Oklahoma City is going to feel like a ghost town after this series. The place was full of Thunder signs, car flags, painted sidewalks, and crazy fans. It was almost like the city, for the first time, had something they could all unite around. Like going to Berlin during a World Cup, to Tokyo during the Japan Series, or Chicago when the Bulls were king. Sure, we've had some big OU games before, and I remember the town being full of OU Red after the Men's Basketball Team made the Final Four in 2002 and the Football team won the Championship in 2000. But that was only for a day, if that, and the pandemonium was concentrated in Norman. Here, it was like an ongoing 2 week festival. Dads, Moms, Grandmas, Grandpas, Kids, Teenagers, Teachers, Students, Loners, and almost anyone you could think of had Thunder fever. Friends I've had for years who have never spoken to me about basketball suddenly wanted to talk about the Thunder for a week. Sure, it got old after a while, but you miss it a lot more when it's gone. Will it ever be the same? Nobody can answer that, but we'll always have the memories.
Thunder Wonder: Russell Westbrook, 21 Points, 9 Assists, 5 Rebounds, 3 Steals. The Thunder MVP of this series has to go to him. He was good in every game but the blowout in game 5, and he's done a great job of orchestrating the offense, which I can't say for Eric Maynor in this series.

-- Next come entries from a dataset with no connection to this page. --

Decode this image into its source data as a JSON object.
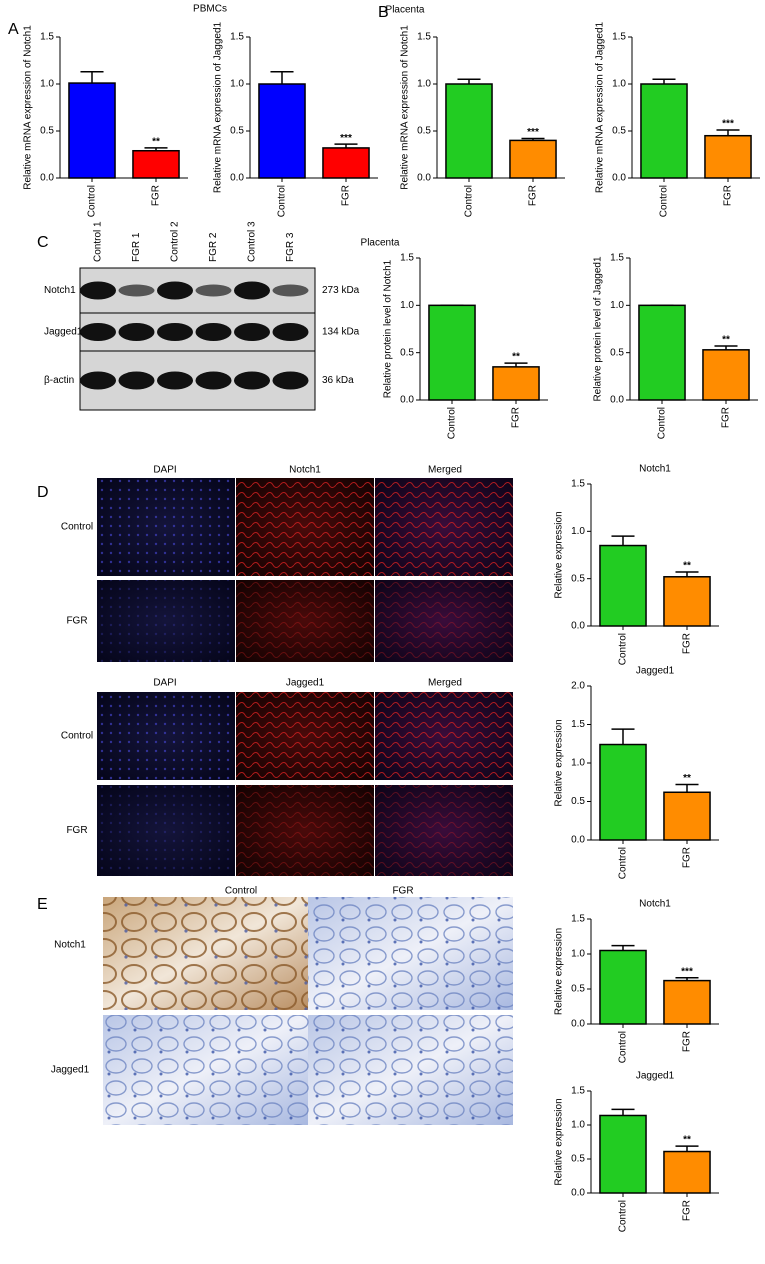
{
  "panel_labels": [
    "A",
    "B",
    "C",
    "D",
    "E"
  ],
  "headers": {
    "pbmcs": "PBMCs",
    "placenta_b": "Placenta",
    "placenta_c": "Placenta"
  },
  "western_blot": {
    "columns": [
      "Control 1",
      "FGR 1",
      "Control 2",
      "FGR 2",
      "Control 3",
      "FGR 3"
    ],
    "rows": [
      {
        "label": "Notch1",
        "size": "273 kDa"
      },
      {
        "label": "Jagged1",
        "size": "134 kDa"
      },
      {
        "label": "β-actin",
        "size": "36 kDa"
      }
    ]
  },
  "immunofluorescence": {
    "blocks": [
      {
        "columns": [
          "DAPI",
          "Notch1",
          "Merged"
        ],
        "rows": [
          "Control",
          "FGR"
        ]
      },
      {
        "columns": [
          "DAPI",
          "Jagged1",
          "Merged"
        ],
        "rows": [
          "Control",
          "FGR"
        ]
      }
    ]
  },
  "ihc": {
    "columns": [
      "Control",
      "FGR"
    ],
    "rows": [
      "Notch1",
      "Jagged1"
    ]
  },
  "chart_data": [
    {
      "type": "bar",
      "ylabel": "Relative mRNA expression of Notch1",
      "categories": [
        "Control",
        "FGR"
      ],
      "values": [
        1.01,
        0.29
      ],
      "errors": [
        0.12,
        0.03
      ],
      "colors": [
        "#0000ff",
        "#ff0000"
      ],
      "annotation": "**",
      "ylim": [
        0,
        1.5
      ],
      "yticks": [
        {
          "value": 0,
          "label": "0.0"
        },
        0.5,
        {
          "value": 1,
          "label": "1.0"
        },
        1.5
      ]
    },
    {
      "type": "bar",
      "ylabel": "Relative mRNA expression of Jagged1",
      "categories": [
        "Control",
        "FGR"
      ],
      "values": [
        1.0,
        0.32
      ],
      "errors": [
        0.13,
        0.04
      ],
      "colors": [
        "#0000ff",
        "#ff0000"
      ],
      "annotation": "***",
      "ylim": [
        0,
        1.5
      ],
      "yticks": [
        {
          "value": 0,
          "label": "0.0"
        },
        0.5,
        {
          "value": 1,
          "label": "1.0"
        },
        1.5
      ]
    },
    {
      "type": "bar",
      "ylabel": "Relative mRNA expression of Notch1",
      "categories": [
        "Control",
        "FGR"
      ],
      "values": [
        1.0,
        0.4
      ],
      "errors": [
        0.05,
        0.02
      ],
      "colors": [
        "#22cc22",
        "#ff8c00"
      ],
      "annotation": "***",
      "ylim": [
        0,
        1.5
      ],
      "yticks": [
        {
          "value": 0,
          "label": "0.0"
        },
        0.5,
        {
          "value": 1,
          "label": "1.0"
        },
        1.5
      ]
    },
    {
      "type": "bar",
      "ylabel": "Relative mRNA expression of Jagged1",
      "categories": [
        "Control",
        "FGR"
      ],
      "values": [
        1.0,
        0.45
      ],
      "errors": [
        0.05,
        0.06
      ],
      "colors": [
        "#22cc22",
        "#ff8c00"
      ],
      "annotation": "***",
      "ylim": [
        0,
        1.5
      ],
      "yticks": [
        {
          "value": 0,
          "label": "0.0"
        },
        0.5,
        {
          "value": 1,
          "label": "1.0"
        },
        1.5
      ]
    },
    {
      "type": "bar",
      "ylabel": "Relative protein level of Notch1",
      "categories": [
        "Control",
        "FGR"
      ],
      "values": [
        1.0,
        0.35
      ],
      "errors": [
        0,
        0.04
      ],
      "colors": [
        "#22cc22",
        "#ff8c00"
      ],
      "annotation": "**",
      "ylim": [
        0,
        1.5
      ],
      "yticks": [
        {
          "value": 0,
          "label": "0.0"
        },
        0.5,
        {
          "value": 1,
          "label": "1.0"
        },
        1.5
      ]
    },
    {
      "type": "bar",
      "ylabel": "Relative protein level of Jagged1",
      "categories": [
        "Control",
        "FGR"
      ],
      "values": [
        1.0,
        0.53
      ],
      "errors": [
        0,
        0.04
      ],
      "colors": [
        "#22cc22",
        "#ff8c00"
      ],
      "annotation": "**",
      "ylim": [
        0,
        1.5
      ],
      "yticks": [
        {
          "value": 0,
          "label": "0.0"
        },
        0.5,
        {
          "value": 1,
          "label": "1.0"
        },
        1.5
      ]
    },
    {
      "type": "bar",
      "title": "Notch1",
      "ylabel": "Relative expression",
      "categories": [
        "Control",
        "FGR"
      ],
      "values": [
        0.85,
        0.52
      ],
      "errors": [
        0.1,
        0.05
      ],
      "colors": [
        "#22cc22",
        "#ff8c00"
      ],
      "annotation": "**",
      "ylim": [
        0,
        1.5
      ],
      "yticks": [
        {
          "value": 0,
          "label": "0.0"
        },
        0.5,
        {
          "value": 1,
          "label": "1.0"
        },
        1.5
      ]
    },
    {
      "type": "bar",
      "title": "Jagged1",
      "ylabel": "Relative expression",
      "categories": [
        "Control",
        "FGR"
      ],
      "values": [
        1.24,
        0.62
      ],
      "errors": [
        0.2,
        0.1
      ],
      "colors": [
        "#22cc22",
        "#ff8c00"
      ],
      "annotation": "**",
      "ylim": [
        0,
        2
      ],
      "yticks": [
        {
          "value": 0,
          "label": "0.0"
        },
        0.5,
        {
          "value": 1,
          "label": "1.0"
        },
        1.5,
        {
          "value": 2,
          "label": "2.0"
        }
      ]
    },
    {
      "type": "bar",
      "title": "Notch1",
      "ylabel": "Relative expression",
      "categories": [
        "Control",
        "FGR"
      ],
      "values": [
        1.05,
        0.62
      ],
      "errors": [
        0.07,
        0.04
      ],
      "colors": [
        "#22cc22",
        "#ff8c00"
      ],
      "annotation": "***",
      "ylim": [
        0,
        1.5
      ],
      "yticks": [
        {
          "value": 0,
          "label": "0.0"
        },
        0.5,
        {
          "value": 1,
          "label": "1.0"
        },
        1.5
      ]
    },
    {
      "type": "bar",
      "title": "Jagged1",
      "ylabel": "Relative expression",
      "categories": [
        "Control",
        "FGR"
      ],
      "values": [
        1.14,
        0.61
      ],
      "errors": [
        0.09,
        0.08
      ],
      "colors": [
        "#22cc22",
        "#ff8c00"
      ],
      "annotation": "**",
      "ylim": [
        0,
        1.5
      ],
      "yticks": [
        {
          "value": 0,
          "label": "0.0"
        },
        0.5,
        {
          "value": 1,
          "label": "1.0"
        },
        1.5
      ]
    }
  ]
}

Thunder Down Under: Nenad Krstic, 11 Points, 11 Rebounds, 2 Assists. He really pulled us through in the early going, and did a great job of creating scoring opportunities. This was his best game in the series
Thunder Blunder: Eric Maynor, 3 Missed Shots, 1 Assist, 1 Turnover. He didn't give Westbrook much of a break. Granted, he only played 6 minutes, but he didn't do much in that 6 minutes. He was only good in Game 4, but he's a rookie, so I'm sure that experience will come with time.
Thunder Plunderer: Pau Gasol, Game Winning Shot. Kobe really carried the Lakers in this game, and Pau's stat line was rather unimpressive. But all it came down to was that clutch layup, and he hit it. 'Nuff said.